To prove that if $ab\equiv ac\bmod n$ and $(a,n)=1$ then $b\equiv c\bmod n$

Question

To prove that if $ab \equiv ac\bmod n$ and $(a,n)=1$ then $b\equiv c \bmod n$

I write as

$1=ar+ns$

$ac=ab+nq$

I have to prove $c=b+nr$

How do I manipulate equations to reach conclusion

Thanks

Answer 1

I think your notation is a little wrong.
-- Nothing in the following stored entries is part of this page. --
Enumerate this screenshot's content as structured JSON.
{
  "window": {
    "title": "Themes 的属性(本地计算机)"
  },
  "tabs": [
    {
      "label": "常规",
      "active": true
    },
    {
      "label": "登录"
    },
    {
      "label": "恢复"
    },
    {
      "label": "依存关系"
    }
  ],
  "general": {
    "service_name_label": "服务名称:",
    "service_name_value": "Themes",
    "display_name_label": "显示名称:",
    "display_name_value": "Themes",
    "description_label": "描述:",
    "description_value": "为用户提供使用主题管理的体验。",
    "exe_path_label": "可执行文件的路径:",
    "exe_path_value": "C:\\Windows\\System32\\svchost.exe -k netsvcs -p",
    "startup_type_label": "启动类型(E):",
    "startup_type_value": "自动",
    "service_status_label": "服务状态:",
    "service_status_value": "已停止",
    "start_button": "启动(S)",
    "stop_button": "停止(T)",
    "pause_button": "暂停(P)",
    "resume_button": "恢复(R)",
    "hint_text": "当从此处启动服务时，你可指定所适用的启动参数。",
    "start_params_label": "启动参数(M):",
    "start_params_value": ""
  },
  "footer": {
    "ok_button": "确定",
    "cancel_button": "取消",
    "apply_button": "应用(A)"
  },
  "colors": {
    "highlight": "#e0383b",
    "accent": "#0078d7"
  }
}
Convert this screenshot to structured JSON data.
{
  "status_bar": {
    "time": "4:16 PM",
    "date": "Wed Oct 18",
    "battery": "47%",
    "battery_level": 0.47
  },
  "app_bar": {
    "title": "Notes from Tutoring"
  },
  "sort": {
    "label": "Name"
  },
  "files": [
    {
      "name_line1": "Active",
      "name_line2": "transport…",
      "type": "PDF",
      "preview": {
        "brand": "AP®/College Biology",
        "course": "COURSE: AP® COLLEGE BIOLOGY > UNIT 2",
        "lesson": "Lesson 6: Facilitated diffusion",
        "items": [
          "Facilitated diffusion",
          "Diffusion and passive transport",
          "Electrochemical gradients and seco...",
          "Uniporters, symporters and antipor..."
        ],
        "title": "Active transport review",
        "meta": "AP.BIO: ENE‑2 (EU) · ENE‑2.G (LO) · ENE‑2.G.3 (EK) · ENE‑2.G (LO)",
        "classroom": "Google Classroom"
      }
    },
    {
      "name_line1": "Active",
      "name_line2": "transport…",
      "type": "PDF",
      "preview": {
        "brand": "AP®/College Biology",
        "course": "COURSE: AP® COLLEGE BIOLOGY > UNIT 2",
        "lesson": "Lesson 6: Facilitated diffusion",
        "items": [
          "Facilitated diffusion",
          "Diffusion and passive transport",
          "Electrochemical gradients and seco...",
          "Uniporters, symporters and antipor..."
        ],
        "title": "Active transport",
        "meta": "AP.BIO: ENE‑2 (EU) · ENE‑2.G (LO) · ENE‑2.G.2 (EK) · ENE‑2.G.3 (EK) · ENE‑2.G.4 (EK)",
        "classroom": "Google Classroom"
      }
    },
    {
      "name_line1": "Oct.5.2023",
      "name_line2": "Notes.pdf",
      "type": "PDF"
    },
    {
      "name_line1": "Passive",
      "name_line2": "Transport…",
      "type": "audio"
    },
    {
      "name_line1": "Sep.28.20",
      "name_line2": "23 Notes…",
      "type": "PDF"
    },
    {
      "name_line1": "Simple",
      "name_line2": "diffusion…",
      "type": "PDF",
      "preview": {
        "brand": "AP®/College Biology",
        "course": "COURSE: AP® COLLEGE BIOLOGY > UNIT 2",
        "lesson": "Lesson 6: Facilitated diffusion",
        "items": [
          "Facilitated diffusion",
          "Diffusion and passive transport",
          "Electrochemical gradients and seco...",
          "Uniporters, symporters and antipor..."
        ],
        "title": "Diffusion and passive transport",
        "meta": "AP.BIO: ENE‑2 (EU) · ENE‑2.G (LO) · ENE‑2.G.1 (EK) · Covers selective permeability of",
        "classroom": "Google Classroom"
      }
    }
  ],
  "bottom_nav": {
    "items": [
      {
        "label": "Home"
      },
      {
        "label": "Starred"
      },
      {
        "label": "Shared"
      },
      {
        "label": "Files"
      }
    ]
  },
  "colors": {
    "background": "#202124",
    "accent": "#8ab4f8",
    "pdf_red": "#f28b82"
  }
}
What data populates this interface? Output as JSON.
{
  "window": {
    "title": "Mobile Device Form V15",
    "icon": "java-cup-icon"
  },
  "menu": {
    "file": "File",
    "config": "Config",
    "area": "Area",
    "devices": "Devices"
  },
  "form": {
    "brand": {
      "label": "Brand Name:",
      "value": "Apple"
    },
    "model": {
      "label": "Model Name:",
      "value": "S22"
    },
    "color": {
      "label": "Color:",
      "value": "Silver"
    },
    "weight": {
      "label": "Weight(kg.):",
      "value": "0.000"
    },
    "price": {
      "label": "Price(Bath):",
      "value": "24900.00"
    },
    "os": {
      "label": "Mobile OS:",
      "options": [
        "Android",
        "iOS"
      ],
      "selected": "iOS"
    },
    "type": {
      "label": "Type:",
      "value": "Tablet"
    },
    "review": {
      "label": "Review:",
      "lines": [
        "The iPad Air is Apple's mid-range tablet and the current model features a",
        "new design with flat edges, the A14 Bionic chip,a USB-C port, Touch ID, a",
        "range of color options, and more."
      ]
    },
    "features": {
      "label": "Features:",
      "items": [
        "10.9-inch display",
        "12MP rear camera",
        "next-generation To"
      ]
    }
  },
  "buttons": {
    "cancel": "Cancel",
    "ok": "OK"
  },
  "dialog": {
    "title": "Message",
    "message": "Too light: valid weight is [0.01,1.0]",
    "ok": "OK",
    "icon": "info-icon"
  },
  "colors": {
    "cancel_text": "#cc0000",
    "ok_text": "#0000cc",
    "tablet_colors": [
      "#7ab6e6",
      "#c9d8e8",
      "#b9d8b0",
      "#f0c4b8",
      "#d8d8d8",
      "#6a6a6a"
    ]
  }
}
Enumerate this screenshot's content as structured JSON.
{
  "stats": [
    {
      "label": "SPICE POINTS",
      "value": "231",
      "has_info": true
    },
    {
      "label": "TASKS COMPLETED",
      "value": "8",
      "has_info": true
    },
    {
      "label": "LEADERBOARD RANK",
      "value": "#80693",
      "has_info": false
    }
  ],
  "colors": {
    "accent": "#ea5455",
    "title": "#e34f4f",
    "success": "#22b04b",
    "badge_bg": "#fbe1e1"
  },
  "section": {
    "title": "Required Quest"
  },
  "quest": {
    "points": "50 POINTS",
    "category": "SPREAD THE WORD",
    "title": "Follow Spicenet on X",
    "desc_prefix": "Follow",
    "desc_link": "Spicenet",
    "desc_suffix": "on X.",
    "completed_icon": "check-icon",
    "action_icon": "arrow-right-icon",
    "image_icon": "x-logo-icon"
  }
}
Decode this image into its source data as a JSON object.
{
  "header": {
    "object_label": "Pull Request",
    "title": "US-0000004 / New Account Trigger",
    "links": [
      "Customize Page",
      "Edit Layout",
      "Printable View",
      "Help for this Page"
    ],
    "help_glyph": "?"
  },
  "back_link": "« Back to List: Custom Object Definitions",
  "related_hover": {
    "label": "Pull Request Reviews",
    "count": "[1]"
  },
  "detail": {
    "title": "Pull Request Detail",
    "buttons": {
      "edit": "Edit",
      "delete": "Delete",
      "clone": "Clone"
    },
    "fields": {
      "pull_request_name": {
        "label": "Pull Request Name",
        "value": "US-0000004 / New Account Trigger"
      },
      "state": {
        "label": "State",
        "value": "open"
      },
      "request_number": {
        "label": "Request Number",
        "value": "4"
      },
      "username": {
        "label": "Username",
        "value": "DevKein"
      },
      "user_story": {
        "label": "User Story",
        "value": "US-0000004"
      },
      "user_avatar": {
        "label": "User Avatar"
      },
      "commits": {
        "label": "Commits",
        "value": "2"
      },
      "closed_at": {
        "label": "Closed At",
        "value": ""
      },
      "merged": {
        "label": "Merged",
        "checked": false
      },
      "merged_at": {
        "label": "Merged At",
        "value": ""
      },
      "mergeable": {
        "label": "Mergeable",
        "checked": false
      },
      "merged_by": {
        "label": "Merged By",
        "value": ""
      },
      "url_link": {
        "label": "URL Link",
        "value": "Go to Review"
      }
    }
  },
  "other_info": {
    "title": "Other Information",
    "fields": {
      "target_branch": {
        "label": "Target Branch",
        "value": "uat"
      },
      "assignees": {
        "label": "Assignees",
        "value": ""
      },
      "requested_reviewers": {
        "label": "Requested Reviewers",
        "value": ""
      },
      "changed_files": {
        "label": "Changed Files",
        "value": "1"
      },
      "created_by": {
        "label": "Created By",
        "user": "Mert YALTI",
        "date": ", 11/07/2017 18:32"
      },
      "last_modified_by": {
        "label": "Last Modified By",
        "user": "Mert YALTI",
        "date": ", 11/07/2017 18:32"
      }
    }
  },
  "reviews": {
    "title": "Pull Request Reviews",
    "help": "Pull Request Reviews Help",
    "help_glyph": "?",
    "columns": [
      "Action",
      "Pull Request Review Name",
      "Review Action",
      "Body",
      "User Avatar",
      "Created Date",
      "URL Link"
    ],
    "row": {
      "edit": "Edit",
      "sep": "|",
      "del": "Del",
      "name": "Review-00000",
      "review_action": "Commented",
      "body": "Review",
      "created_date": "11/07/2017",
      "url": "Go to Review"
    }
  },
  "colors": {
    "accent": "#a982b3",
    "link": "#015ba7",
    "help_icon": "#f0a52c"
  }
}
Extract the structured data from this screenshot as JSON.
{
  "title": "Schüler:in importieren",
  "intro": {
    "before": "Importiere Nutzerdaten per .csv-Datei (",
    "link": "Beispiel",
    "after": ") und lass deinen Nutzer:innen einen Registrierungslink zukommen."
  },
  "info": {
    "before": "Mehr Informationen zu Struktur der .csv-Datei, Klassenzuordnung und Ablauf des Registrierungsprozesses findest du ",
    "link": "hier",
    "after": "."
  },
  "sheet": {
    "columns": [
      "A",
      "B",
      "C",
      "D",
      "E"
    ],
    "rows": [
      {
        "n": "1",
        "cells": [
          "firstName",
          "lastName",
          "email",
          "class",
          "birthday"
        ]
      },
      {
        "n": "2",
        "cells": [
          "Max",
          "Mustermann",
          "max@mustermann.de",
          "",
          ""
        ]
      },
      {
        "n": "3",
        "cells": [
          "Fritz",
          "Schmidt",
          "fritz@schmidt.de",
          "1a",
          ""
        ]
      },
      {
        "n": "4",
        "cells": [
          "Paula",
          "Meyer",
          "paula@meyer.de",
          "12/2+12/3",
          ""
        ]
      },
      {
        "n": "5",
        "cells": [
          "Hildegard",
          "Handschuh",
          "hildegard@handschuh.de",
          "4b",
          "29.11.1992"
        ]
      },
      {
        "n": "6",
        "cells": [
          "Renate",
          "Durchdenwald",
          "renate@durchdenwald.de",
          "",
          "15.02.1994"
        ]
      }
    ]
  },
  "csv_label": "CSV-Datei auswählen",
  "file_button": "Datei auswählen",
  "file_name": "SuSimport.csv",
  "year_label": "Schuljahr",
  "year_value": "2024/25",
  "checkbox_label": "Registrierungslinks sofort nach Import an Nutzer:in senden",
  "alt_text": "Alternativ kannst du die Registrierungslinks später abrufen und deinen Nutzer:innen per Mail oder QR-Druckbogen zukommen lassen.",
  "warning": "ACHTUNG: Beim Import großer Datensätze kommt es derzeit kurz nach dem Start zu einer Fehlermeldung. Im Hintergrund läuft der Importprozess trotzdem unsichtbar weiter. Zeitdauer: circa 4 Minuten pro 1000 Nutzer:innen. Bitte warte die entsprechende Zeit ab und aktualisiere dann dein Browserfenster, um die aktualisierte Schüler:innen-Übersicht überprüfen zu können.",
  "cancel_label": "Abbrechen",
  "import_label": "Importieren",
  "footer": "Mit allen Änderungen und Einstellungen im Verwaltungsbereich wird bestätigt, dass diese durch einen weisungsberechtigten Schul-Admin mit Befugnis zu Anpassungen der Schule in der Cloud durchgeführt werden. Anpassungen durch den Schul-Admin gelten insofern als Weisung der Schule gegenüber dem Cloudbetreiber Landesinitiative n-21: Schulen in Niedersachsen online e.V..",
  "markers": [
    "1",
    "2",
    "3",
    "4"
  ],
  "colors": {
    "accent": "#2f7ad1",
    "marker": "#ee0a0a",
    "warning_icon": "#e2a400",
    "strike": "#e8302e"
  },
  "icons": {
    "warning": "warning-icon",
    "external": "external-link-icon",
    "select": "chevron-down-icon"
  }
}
I think what you're asking is:

If $$ab \equiv ac \mod{n}$$ and $(a,n)=1$, then $b \equiv c \mod{n}$

As you suggest, write $a(b-c)=nq$ and $1=ar+ns$.

Multiplying through by $r$, we have $ar(b-c)=nqr$, so $(1-ns)(b-c)=nqr$.

It follows that $b-c=n(qr+s(b-c))$, so $b-c$ is divisible by $n$.

Answer 2

$$ac=ab+nq$$ means $a(c-b)=nq$, in other words $n$ divides $a(c-b)$. But $$1=ar+ns$$ so either $n=\pm1$ or $n$ does not divide $a$.

If $n=\pm1$ then as $b=c+(b-c)(1)=c+(c-b)(-1)$, we have $b\equiv c\pmod n$.

If $n$ does not divide $a$, but $n$ divides $a(c-b)$, then $n$ must divide $c-b$, i.e. again $b\equiv c\pmod n$.

Answer 3

As $\gcd(a,n)=1$, we have a Bézout's relation: $\; ua+vn=1$, so $ua\equiv 1\mod n$.

Now $\quad ab\equiv ac\implies uab\equiv uac\iff 1\cdot b\equiv 1\cdot c\mod n$.

Answer 4

n divides ab-ac or a(b-c).

n cannot divide a.

That implies n divides (b-c)

Edit: since $ n | a *(b-c)$ , prime factorisation of $ a * (b-c) $ should contain or include prime factorisation of $ n$.

Since $a, n$ are co-prime, $a$ does not contain any prime factors of $n$, thus $ b-c $ should contain all the prime factorisation of $n$, meaning $ n | b-c $